What Papadopoulos and the Greek defense minister discussed during their meetings is unknown.
(...)
Papadopoulos also was not the only Trump-connected figure who met Kammenos. Over the weekend of Trump’s inauguration, Kammenos was photographed at social events talking with incoming chief of staff Reince Priebus and Trump political adviser Steve Bannon. That was in contrast to Kammenos’s visit to Washington in 2015, when President Barack Obama’s secretary of defense, Ash Carter, canceled an already scheduled meeting with him. Photographs showing Priebus and Bannon with Kammenos were distributed by the Greek Defense Ministry.
(...)
Bannon possibly knew who Kammenos was when he encountered him on Jan. 21. A month earlier, Papadopoulos had sent emails to Bannon and Michael Flynn, Trump’s designated national security adviser, describing his contacts with Kammenos, according to a report in the Washington Post. Those emails were sent in the same month Kammenos and Papadopoulos dined together at a restaurant in Piraeus, a port city outside Athens.

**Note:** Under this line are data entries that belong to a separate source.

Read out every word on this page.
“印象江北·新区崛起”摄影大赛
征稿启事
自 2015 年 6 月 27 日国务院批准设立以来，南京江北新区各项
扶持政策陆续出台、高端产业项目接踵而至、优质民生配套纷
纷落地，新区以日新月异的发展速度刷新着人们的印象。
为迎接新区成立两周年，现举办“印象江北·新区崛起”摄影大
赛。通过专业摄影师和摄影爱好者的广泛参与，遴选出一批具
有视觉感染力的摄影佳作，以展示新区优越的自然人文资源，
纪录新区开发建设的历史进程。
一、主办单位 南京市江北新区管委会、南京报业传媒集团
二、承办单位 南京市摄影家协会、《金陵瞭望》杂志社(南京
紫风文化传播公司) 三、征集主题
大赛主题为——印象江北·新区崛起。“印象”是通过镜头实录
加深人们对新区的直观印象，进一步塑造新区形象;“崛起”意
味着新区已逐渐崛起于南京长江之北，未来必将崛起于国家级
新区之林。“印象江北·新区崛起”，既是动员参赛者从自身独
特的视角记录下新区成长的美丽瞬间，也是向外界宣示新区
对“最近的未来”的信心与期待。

According to the Post, Papadopoulos’s email said Greece wanted “to sign a government-to-government agreement with the USA for all rights to all energy fields offshore, strategic foothold in the Mediterranean and Balkans.” Bannon forwarded the email to Flynn and Flynn’s deputy, K.T. McFarland. Later that month, the Post reported, Flynn emailed Papadopoulos, urging him to “stay in touch, and, at some point, we should get together.”

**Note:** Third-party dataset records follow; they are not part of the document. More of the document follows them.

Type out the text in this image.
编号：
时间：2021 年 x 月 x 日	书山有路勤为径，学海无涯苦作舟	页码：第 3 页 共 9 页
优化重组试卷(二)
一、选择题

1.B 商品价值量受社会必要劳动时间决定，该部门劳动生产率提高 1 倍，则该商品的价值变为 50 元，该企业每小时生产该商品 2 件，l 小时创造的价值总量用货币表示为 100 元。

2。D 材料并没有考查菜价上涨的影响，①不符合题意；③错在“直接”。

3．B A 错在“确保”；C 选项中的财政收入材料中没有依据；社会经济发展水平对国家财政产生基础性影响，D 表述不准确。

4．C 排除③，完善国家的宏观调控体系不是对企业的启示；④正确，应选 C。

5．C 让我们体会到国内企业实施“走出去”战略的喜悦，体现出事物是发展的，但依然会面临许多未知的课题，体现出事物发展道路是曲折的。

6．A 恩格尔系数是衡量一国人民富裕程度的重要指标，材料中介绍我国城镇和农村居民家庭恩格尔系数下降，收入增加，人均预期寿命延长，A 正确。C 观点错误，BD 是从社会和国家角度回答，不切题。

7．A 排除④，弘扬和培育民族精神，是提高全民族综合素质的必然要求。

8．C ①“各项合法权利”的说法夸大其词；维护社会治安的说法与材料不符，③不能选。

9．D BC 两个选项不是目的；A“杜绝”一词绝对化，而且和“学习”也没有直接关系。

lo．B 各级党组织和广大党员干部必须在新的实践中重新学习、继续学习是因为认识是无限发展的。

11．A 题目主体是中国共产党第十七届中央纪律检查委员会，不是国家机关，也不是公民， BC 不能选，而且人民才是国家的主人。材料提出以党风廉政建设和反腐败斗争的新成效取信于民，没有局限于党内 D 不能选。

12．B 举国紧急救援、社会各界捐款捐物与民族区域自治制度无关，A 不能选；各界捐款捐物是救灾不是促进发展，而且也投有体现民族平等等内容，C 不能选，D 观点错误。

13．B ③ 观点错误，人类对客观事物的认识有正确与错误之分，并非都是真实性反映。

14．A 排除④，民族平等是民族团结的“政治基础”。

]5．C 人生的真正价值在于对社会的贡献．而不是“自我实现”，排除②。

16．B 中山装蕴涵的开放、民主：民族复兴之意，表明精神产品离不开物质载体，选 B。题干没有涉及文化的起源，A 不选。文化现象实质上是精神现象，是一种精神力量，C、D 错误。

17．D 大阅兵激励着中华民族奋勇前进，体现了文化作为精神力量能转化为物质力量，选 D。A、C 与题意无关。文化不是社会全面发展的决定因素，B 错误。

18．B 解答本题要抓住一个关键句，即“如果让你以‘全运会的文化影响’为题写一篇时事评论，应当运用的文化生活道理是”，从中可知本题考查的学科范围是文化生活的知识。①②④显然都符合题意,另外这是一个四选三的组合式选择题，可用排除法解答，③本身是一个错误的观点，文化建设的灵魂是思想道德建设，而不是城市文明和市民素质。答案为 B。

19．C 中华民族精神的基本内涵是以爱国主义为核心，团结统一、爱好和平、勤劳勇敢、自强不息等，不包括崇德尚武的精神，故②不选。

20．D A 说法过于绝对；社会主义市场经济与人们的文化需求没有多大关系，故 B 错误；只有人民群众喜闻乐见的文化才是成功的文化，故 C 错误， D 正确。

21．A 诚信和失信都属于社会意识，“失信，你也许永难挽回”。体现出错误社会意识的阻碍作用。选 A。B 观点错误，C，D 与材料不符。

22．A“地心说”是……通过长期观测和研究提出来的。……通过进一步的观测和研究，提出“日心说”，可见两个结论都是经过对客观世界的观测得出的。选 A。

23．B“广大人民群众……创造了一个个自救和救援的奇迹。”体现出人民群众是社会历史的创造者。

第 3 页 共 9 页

While the Trump campaign repeatedly has tried to downplay Papadopoulos' role, evidence continues to emerge indicating the foreign policy advisor communicated freely with top officials. But even if he were a low level volunteer, his meetings with Kammenos would be problematic.
“Trump has called him a ‘coffee boy’ or something like it but that doesn’t matter,” said a Central European counterintelligence official, speaking of Papadopoulos.

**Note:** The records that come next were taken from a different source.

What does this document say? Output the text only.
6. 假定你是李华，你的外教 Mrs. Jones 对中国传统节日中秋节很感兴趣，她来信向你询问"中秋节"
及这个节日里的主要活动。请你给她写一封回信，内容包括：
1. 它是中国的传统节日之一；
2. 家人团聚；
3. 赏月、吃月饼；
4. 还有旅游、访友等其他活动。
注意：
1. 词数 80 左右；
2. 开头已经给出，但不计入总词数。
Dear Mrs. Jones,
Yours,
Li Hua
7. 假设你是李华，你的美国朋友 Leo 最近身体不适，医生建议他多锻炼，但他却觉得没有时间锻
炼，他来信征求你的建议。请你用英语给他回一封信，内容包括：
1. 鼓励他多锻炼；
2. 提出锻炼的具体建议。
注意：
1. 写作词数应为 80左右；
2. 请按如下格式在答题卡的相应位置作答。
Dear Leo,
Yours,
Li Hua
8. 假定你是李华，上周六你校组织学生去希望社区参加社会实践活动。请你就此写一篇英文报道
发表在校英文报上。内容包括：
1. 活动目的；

Then he explained why: “Either they knew officials were meeting with a [Ministry of Defense] in Athens that has a big black mark next to it due to Russian infiltration, or they didn’t know what meetings were being taken.”
(...)
Since he became defense minister in 2015, Kammenos has promoted closer military ties with Russia. He announced a program in June 2016 to begin production in Greece of Kalashnikov-style weapons under license from Russia. He has also repeatedly criticized European Union and US sanctions against Russia for its annexation of Crimea and intervention in Eastern Ukraine.
(...)
But what worries European counterintelligence officers more than Kammenos’s public positions are the close ties between Kammenos’s think tank, the Institute of Geopolitical Studies, and the Russian Institute for Strategic Studies, a Moscow think tank managed by Russia’s foreign intelligence services.
(...)
“It’s hard to find a straighter line between Kammenos and Russian intelligence than this arrangement,” said a NATO military intelligence official.